Anyway. I don't find this a terribly objectionable plant. It's behaved well in the greenhouse, and we even sold most of it, so it's okay. It still strikes me as being a weird thing to try to sell to people. The flowers aren't especially showy, and there are other things out there that will get you the same color. So I shrug.

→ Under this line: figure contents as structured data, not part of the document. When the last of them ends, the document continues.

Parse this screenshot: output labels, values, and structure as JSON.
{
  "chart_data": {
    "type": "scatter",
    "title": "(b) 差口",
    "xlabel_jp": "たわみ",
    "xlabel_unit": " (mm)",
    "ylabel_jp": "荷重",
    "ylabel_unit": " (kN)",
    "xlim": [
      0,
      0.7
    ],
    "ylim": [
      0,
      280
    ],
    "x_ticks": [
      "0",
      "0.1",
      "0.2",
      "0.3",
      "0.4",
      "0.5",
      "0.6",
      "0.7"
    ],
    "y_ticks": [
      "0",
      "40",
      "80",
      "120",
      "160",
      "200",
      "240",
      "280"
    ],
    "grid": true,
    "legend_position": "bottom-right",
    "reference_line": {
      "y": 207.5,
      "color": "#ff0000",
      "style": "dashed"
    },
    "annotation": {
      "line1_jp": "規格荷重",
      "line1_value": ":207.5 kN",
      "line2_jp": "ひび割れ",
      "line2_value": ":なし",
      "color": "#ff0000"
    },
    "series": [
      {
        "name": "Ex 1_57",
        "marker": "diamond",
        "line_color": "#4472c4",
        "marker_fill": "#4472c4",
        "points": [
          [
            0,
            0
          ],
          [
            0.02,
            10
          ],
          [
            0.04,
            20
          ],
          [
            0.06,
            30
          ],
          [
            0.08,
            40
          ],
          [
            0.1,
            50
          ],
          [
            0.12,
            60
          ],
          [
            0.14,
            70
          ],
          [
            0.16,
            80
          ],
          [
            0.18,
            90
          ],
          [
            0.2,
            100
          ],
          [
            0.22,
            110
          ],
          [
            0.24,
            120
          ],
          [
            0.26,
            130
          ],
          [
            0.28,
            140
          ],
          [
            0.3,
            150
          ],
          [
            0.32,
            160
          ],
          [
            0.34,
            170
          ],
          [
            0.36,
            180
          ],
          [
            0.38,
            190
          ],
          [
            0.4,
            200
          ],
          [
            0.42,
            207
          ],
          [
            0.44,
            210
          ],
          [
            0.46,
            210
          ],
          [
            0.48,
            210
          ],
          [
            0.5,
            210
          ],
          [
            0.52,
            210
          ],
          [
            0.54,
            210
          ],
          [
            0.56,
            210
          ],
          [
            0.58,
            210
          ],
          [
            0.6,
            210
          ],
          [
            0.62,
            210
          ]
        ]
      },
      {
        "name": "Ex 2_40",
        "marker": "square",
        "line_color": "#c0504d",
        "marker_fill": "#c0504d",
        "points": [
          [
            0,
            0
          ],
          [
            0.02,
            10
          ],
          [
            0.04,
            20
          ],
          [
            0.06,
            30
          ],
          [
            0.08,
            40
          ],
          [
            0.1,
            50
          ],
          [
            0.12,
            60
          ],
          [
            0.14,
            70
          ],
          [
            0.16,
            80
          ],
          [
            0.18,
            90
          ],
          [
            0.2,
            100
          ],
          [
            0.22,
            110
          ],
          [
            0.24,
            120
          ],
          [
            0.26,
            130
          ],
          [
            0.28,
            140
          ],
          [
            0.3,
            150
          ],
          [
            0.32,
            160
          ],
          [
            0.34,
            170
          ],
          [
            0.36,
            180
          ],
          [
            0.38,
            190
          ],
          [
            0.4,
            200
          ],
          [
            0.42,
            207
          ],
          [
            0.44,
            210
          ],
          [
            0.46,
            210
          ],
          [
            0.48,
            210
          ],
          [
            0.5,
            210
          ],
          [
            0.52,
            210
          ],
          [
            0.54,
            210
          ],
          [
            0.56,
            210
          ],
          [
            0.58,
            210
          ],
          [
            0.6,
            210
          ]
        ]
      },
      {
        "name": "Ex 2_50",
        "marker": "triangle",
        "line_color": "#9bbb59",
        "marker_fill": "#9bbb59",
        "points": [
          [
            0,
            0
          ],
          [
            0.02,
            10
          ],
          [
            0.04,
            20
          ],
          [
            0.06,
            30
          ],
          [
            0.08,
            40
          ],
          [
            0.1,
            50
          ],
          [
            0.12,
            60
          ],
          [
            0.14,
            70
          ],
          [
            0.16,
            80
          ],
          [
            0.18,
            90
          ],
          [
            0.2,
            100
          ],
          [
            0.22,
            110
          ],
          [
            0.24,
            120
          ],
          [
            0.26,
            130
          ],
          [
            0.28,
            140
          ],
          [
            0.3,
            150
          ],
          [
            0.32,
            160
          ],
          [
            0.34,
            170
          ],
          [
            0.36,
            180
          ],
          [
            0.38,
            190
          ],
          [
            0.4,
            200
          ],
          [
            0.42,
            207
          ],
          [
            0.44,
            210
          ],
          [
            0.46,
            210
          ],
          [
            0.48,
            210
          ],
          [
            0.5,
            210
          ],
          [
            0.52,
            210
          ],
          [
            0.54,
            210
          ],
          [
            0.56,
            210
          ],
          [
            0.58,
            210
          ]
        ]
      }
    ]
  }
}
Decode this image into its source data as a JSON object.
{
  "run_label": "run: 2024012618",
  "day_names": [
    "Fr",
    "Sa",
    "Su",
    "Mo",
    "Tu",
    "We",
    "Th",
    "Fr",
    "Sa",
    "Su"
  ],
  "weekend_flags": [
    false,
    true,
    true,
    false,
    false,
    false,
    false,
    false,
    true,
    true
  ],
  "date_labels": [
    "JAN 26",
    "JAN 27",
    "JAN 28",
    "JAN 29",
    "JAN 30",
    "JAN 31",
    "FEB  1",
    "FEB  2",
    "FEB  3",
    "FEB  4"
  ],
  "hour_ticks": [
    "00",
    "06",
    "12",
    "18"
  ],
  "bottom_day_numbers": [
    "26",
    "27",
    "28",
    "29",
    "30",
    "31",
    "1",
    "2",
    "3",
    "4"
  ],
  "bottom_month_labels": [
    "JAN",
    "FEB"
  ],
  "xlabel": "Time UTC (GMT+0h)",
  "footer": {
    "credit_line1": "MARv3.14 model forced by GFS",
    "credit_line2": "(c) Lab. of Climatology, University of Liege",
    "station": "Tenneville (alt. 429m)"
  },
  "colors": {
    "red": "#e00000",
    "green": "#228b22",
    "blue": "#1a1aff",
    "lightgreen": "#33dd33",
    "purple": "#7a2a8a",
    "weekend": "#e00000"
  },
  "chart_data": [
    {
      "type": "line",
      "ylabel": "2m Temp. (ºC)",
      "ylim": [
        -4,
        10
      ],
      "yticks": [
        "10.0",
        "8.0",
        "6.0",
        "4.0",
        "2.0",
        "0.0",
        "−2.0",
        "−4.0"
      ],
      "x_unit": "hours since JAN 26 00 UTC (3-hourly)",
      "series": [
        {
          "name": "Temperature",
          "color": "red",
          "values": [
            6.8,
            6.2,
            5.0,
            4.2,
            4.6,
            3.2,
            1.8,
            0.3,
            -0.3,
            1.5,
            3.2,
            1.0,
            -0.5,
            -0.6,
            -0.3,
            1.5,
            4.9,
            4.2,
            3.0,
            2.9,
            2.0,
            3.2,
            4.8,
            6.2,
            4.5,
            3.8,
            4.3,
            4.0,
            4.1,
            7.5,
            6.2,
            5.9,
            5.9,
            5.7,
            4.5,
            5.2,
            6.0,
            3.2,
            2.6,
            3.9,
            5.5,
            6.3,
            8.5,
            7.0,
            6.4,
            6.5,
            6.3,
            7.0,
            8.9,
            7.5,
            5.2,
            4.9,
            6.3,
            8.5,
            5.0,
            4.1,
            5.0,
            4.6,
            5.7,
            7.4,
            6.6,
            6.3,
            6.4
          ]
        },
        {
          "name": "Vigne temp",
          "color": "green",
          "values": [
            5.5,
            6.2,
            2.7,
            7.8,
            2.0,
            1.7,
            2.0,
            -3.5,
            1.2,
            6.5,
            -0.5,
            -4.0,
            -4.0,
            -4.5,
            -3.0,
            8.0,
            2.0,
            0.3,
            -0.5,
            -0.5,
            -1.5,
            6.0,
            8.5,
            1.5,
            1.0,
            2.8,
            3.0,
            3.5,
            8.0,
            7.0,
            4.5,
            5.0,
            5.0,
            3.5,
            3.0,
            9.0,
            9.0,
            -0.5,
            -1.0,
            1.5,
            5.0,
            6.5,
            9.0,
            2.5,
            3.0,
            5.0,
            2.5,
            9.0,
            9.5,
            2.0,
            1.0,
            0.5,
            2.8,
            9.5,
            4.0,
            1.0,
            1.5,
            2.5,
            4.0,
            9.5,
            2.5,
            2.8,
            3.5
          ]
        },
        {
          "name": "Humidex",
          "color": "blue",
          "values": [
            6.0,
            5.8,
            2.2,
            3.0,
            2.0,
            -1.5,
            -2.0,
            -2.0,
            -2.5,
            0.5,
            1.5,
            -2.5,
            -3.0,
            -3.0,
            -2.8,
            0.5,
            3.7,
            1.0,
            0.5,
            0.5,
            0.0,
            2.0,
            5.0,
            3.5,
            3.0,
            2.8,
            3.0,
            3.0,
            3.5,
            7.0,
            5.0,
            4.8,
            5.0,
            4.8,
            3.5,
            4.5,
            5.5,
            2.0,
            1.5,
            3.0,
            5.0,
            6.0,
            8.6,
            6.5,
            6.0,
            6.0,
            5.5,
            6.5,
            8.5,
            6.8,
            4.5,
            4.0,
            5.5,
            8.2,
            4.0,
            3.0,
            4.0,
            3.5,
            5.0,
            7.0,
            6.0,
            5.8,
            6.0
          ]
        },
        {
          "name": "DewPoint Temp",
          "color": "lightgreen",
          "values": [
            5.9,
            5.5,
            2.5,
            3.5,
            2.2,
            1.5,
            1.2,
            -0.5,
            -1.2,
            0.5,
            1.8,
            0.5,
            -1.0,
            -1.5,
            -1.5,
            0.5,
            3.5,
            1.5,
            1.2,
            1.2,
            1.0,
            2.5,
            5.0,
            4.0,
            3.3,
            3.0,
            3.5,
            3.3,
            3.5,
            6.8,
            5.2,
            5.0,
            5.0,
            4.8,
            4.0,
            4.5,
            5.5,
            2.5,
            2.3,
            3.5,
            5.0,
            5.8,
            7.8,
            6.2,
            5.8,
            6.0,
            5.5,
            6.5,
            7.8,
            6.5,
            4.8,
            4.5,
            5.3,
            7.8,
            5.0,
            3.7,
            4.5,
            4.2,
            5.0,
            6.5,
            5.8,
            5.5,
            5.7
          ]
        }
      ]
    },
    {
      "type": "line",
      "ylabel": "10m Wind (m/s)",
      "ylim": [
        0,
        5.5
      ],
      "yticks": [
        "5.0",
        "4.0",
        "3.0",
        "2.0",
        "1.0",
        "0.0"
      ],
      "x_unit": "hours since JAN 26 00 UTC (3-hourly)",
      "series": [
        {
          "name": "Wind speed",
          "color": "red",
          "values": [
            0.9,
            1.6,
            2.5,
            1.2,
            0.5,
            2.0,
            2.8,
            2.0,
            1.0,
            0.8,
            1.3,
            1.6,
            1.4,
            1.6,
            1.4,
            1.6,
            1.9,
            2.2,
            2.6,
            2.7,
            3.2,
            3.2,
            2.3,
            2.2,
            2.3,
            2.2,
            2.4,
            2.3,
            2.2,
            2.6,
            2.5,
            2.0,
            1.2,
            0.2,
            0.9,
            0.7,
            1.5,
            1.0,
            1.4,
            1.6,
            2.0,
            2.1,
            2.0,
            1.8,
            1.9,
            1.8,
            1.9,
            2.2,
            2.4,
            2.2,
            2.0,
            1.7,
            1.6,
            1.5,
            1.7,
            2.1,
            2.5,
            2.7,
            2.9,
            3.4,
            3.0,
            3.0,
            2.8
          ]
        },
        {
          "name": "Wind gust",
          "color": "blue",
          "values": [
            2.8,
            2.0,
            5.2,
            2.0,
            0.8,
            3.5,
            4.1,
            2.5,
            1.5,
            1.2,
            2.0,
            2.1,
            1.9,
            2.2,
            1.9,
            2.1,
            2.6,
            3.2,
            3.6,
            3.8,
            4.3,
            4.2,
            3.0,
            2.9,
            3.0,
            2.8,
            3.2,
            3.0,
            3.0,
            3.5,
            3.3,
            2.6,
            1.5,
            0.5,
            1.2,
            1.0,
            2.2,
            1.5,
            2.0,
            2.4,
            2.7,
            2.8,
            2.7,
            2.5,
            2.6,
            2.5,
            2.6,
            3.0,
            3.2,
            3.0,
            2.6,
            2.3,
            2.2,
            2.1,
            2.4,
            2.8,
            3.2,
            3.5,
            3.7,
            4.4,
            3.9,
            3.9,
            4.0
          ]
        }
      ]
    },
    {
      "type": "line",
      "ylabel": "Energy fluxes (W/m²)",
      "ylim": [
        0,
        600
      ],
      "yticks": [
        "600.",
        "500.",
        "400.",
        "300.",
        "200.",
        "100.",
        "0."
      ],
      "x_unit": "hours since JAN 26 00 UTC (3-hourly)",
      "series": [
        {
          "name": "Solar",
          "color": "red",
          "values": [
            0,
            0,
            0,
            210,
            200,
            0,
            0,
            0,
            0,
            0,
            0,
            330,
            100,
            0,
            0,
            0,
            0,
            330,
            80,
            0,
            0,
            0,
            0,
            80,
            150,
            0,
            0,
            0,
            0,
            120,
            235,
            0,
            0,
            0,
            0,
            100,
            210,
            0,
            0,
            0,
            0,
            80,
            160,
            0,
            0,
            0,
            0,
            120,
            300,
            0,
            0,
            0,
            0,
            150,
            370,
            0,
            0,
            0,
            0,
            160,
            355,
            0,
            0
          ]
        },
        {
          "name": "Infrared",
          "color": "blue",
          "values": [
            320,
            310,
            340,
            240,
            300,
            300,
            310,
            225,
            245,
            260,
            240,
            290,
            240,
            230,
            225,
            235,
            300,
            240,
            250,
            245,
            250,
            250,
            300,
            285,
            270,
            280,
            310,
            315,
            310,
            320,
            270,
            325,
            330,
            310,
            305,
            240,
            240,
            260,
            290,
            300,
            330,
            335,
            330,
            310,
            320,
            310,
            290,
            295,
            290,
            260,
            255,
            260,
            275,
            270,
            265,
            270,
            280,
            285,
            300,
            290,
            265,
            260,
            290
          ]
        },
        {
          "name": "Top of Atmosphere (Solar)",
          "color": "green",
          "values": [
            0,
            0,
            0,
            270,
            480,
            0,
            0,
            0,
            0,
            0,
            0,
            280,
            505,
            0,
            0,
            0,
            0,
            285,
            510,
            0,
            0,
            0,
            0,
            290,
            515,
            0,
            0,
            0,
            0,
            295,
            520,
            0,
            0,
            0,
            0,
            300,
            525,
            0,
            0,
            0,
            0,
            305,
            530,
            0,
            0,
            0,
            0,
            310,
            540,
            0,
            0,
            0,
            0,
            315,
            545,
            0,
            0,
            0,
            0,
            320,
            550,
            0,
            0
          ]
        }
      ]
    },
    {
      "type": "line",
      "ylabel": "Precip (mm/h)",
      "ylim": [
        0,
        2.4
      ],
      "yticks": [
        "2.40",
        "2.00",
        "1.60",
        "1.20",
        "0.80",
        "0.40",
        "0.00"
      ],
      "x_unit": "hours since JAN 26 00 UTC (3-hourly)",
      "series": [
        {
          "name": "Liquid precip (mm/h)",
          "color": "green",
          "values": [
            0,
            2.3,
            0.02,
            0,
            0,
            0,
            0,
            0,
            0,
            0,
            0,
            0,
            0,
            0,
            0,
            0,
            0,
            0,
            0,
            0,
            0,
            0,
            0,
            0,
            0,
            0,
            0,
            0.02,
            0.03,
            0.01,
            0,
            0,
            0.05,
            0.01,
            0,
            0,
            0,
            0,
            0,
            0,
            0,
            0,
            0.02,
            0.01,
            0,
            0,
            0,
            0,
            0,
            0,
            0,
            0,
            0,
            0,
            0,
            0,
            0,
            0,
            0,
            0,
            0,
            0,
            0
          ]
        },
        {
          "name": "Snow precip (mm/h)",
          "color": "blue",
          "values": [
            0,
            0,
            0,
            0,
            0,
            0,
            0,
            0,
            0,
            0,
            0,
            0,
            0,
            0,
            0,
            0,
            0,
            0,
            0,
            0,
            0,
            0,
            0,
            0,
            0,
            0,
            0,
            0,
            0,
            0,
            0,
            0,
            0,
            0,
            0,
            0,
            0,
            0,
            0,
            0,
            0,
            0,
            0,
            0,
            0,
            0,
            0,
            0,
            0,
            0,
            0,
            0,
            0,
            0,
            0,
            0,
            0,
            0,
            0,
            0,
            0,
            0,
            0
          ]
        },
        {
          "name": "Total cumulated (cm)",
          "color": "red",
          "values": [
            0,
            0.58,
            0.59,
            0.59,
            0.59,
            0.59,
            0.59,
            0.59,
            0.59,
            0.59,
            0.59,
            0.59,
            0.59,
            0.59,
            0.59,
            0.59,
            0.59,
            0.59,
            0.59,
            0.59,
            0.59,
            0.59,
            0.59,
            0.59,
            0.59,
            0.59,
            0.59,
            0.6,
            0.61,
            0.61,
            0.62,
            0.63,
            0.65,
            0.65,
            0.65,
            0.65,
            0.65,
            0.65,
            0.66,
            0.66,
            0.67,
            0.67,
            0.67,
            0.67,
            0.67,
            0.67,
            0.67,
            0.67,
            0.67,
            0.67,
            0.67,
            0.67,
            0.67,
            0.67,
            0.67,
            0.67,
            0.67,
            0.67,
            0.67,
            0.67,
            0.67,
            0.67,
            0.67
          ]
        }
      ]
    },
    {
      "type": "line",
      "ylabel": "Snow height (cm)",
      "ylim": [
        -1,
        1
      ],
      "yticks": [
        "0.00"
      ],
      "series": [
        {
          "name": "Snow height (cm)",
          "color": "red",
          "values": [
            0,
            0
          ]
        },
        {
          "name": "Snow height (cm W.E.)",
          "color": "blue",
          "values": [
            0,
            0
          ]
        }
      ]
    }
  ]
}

Lobularia maritima 'New Carpet of Snow'

Alyssum is also just okay, as far as I'm concerned. The flowers smell nice, but the plants don't seem to stay looking very good for very long. We have a real problem with not being able to ignore the plants that want to be left alone; after enough overwatering, Lobularia start looking kinda weedy. Or not even weedy. Weeds, after all, often look quite vigorous and healthy. Our Lobularias start to look like weeds that have migraines. I do understand wanting to buy them when they look good, and so far at any given moment we've had some looking nice, for anybody who wanted them, but even when they look nice they're not especially showy, and it's not like it's hard to find substitutes with small white flowers (Bacopa or Euphorbia 'Diamond Frost,' e.g.). They're also so tiny -- which could be our fault, not the plant's -- that it's hard to imagine any practical gardening use for them. Which is probably a failure of imagination on my part.

Ageratum 'Azure Pearl'

Ageratum, though, wins the prize for winning the fewest prizes. Unless it does something really cool later on in the summer, I cannot imagine why anybody would want one of these. I mean, hell, I actually forget that they're there, a lot: the leaves are nothing special, the flowers are simultaneously small, somewhat unflowery-looking, and a washed-out color to boot. Also, we have at least three varieties ('Azure Pearl,' 'Hawaii Blue' or 'Blue Hawaii,' and a third one that I can't think of right now), but the flowers are, as far as I can tell, all the same kinda washed-out, very slightly purplish baby blue. Looking Ageratum up on-line didn't help answer any of my questions, either.

So I submit the question to you, the reader: what, if anything, do these three do? What makes them something that people would want to buy? Do you like them yourself? Etc.